Swap crappy black rubber in disk spinner with white rubber spinner when it stops working as it should.
Encom logo on coindoor
LED color chase lights under pinball
Rules and Free Play instruction cards with cooler art such as Quora or Gem (print yourself)
Tron metal key chain for your pin keys
LED color change Plexi topper art (Pick your favorite)
Flynn LED sign (if you can find one)

Here is a quick vid of my table

Quoted from smoothbore19:

Got the code updated from the Stern website. Now to get a list together of to do mods.

#7994 5 years ago

Quick question what playgirl toys came with the first run machines? Was it two light cycles or one cycle and the car?

#7995 5 years ago

Two cycles.

#7996 5 years ago

Well shit maybe I don't have a first run I have the car and a cycle. How do I tell if it's a first run? I have the 3d translight and I'm pretty sure it's silk-screened artwork guess I'll check the sticker on the back when I get home. This machine was sold to me as a first run.

#7997 5 years ago
Quoted from smoothbore19:

Well shit maybe I don't have a first run I have the car and a cycle. How do I tell if it's a first run? I have the 3d translight and I'm pretty sure it's silk-screened artwork guess I'll check the sticker on the back when I get home. This machine was sold to me as a first run.

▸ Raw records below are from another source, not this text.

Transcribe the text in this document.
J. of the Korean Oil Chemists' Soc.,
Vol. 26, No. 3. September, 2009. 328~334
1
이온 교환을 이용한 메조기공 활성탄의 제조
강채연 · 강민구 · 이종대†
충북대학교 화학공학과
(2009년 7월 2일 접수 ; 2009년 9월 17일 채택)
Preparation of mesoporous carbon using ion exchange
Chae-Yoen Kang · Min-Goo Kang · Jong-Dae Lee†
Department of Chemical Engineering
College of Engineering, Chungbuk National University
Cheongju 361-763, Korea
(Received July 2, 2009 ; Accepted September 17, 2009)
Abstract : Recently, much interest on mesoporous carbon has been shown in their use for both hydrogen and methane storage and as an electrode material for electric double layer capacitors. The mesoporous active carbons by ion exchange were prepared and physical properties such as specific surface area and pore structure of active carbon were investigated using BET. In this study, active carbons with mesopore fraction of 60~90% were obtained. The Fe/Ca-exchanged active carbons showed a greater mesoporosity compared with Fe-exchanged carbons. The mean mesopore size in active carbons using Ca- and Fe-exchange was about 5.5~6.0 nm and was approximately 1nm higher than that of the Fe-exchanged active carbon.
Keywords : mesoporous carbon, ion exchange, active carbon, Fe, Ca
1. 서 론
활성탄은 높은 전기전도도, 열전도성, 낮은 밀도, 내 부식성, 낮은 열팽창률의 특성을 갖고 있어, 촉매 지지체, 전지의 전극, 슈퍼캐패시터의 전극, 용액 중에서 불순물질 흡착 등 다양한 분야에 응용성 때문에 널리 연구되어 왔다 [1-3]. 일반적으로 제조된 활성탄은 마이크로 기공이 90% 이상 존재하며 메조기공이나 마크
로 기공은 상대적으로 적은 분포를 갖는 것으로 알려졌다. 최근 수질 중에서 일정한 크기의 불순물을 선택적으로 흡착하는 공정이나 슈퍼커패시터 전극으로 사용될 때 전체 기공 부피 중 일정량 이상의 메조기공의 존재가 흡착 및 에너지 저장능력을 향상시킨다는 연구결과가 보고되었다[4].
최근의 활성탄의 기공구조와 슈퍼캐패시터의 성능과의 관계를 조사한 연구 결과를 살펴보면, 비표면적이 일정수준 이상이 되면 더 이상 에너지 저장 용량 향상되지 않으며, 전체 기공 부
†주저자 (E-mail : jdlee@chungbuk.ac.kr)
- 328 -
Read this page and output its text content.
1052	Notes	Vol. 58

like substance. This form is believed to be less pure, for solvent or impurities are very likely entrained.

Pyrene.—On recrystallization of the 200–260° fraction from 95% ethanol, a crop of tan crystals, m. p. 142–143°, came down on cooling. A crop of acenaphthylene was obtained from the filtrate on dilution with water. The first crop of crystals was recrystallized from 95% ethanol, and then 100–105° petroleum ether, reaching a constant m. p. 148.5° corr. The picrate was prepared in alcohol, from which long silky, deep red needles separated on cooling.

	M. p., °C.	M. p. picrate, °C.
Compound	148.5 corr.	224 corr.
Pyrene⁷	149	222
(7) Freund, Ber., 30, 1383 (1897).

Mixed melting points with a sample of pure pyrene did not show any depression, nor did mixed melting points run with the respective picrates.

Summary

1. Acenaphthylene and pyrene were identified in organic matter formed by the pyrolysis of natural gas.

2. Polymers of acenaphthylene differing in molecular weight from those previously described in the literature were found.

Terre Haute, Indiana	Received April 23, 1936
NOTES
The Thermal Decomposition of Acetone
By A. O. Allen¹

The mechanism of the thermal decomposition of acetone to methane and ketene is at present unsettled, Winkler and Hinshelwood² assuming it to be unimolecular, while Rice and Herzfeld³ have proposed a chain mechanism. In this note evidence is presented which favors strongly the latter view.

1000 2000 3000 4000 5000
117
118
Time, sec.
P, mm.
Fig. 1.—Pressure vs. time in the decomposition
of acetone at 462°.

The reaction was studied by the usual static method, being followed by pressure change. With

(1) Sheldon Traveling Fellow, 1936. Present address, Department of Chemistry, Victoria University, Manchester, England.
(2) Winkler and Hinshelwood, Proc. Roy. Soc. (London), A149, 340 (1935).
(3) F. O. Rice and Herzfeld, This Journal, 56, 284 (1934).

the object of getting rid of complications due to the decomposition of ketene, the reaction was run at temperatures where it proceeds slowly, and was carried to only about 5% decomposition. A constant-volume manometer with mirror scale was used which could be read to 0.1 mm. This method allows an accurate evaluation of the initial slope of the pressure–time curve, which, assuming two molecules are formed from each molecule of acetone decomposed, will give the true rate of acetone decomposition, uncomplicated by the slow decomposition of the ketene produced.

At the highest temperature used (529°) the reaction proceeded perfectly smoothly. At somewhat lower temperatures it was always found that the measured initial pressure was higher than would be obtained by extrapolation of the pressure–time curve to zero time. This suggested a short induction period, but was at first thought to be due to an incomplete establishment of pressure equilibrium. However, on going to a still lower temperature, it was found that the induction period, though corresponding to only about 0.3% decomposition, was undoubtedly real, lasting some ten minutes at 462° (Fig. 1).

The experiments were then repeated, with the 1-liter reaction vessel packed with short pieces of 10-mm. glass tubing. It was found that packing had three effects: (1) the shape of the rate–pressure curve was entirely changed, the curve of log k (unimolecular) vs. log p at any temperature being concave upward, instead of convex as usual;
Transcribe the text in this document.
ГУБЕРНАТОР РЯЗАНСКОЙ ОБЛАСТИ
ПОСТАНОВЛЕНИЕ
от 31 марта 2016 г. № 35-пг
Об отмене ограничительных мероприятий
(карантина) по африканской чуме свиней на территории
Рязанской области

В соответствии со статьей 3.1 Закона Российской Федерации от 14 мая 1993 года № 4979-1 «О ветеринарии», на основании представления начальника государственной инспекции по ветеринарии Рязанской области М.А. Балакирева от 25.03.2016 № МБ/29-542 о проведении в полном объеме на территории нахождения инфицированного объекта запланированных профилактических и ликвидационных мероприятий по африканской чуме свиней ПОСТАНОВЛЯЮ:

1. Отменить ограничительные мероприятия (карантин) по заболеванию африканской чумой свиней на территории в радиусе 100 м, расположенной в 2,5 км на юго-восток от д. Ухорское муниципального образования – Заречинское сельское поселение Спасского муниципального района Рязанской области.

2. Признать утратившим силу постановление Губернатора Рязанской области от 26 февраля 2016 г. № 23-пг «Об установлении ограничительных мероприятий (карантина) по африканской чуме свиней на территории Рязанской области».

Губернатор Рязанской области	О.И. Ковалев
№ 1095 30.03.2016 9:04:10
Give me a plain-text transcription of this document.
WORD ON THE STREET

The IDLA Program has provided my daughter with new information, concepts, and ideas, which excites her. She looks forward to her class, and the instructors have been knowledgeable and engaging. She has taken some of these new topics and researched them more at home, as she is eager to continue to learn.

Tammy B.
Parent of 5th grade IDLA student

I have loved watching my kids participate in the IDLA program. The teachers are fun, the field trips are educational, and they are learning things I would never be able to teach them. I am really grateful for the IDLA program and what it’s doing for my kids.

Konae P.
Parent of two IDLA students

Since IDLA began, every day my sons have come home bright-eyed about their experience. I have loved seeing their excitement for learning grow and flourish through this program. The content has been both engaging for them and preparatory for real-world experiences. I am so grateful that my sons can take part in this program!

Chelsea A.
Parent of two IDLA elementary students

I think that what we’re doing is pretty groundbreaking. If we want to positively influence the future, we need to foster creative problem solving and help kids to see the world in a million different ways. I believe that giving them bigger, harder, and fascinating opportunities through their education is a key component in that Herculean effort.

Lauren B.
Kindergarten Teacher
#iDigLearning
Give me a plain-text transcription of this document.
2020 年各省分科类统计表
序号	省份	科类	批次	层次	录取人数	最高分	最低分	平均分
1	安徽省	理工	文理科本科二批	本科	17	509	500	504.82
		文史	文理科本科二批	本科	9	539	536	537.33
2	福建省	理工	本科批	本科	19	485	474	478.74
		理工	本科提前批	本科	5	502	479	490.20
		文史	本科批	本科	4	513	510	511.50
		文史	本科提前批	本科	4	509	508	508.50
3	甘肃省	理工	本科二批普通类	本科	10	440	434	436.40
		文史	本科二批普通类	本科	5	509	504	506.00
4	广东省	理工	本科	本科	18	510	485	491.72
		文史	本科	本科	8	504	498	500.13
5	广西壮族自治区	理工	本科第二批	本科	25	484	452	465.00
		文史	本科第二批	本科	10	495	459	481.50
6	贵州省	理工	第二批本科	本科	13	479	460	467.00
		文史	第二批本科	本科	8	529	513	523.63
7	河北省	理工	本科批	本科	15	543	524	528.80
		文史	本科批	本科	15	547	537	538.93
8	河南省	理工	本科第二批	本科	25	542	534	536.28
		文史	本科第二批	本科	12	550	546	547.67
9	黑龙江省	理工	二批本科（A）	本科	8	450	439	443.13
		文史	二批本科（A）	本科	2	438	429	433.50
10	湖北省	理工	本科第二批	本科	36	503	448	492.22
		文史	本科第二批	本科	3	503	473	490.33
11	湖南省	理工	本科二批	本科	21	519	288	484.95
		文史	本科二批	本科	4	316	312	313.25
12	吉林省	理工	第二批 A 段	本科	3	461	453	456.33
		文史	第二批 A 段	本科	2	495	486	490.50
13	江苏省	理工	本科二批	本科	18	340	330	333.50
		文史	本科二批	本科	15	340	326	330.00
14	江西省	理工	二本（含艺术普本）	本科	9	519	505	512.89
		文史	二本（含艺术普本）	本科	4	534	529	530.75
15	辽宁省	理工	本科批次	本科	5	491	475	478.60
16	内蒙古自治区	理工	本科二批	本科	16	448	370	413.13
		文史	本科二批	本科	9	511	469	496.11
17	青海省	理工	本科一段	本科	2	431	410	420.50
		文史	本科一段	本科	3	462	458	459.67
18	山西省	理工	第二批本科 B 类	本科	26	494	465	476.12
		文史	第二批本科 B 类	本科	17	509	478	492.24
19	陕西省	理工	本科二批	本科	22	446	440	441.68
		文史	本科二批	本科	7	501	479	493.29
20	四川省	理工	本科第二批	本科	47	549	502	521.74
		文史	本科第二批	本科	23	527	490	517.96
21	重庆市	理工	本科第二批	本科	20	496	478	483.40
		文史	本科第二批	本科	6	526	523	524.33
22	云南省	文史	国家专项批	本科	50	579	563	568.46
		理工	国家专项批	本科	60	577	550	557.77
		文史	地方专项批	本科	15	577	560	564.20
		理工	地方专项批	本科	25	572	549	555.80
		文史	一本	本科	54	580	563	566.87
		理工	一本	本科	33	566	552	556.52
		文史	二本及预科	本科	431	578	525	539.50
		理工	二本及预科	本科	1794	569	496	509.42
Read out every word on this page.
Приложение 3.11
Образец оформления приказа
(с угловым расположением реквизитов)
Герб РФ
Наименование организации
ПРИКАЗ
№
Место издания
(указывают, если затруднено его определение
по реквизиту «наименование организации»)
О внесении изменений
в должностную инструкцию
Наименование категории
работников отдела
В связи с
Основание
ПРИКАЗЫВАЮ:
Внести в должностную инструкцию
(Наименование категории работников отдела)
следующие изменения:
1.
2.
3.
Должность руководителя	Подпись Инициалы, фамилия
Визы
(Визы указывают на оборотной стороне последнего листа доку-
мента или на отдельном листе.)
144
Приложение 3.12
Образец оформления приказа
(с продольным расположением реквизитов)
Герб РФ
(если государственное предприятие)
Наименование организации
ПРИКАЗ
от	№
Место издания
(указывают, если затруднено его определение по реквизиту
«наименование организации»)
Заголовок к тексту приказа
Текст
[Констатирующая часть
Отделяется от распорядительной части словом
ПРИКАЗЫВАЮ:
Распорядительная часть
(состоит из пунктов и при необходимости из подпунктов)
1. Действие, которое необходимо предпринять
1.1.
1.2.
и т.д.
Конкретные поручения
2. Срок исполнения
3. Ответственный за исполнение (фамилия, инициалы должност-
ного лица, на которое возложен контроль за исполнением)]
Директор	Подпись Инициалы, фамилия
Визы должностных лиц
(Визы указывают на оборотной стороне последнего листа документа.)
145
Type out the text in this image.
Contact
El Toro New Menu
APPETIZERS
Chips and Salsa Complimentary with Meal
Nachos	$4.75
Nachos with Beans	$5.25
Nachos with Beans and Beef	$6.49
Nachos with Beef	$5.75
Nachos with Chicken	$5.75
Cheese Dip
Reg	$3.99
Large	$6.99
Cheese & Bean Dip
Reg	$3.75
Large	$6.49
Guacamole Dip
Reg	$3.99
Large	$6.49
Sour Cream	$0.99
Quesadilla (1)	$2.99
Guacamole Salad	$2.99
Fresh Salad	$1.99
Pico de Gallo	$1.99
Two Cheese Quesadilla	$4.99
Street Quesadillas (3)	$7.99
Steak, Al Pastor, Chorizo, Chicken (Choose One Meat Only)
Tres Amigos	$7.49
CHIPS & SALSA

There is nothing special about a first run, newer is better IMO. What is the date on the back of your game?

#7998 5 years ago

I'll have to check when I get home after work. What date range am I looking for for a 1st run.

#7999 5 years ago
Quoted from smoothbore19:

Well shit maybe I don't have a first run I have the car and a cycle. How do I tell if it's a first run? I have the 3d translight and I'm pretty sure it's silk-screened artwork guess I'll check the sticker on the back when I get home. This machine was sold to me as a first run.

I think in the later runs they ran out of cycles and had to use cars too.

Most replace with the hallmark cycles and replace the min arcade cab right away...

#8000 5 years ago
Quoted from Goronic:

I think in the later runs they ran out of cycles and had to use cars too.
Most replace with the hallmark cycles and replace the min arcade cab right away...

I think I heard that too. If you look online there are other people out there that have a Quora car instead in the light cycle spot so it is quite possible that they ran out and did what they had to for a replacement.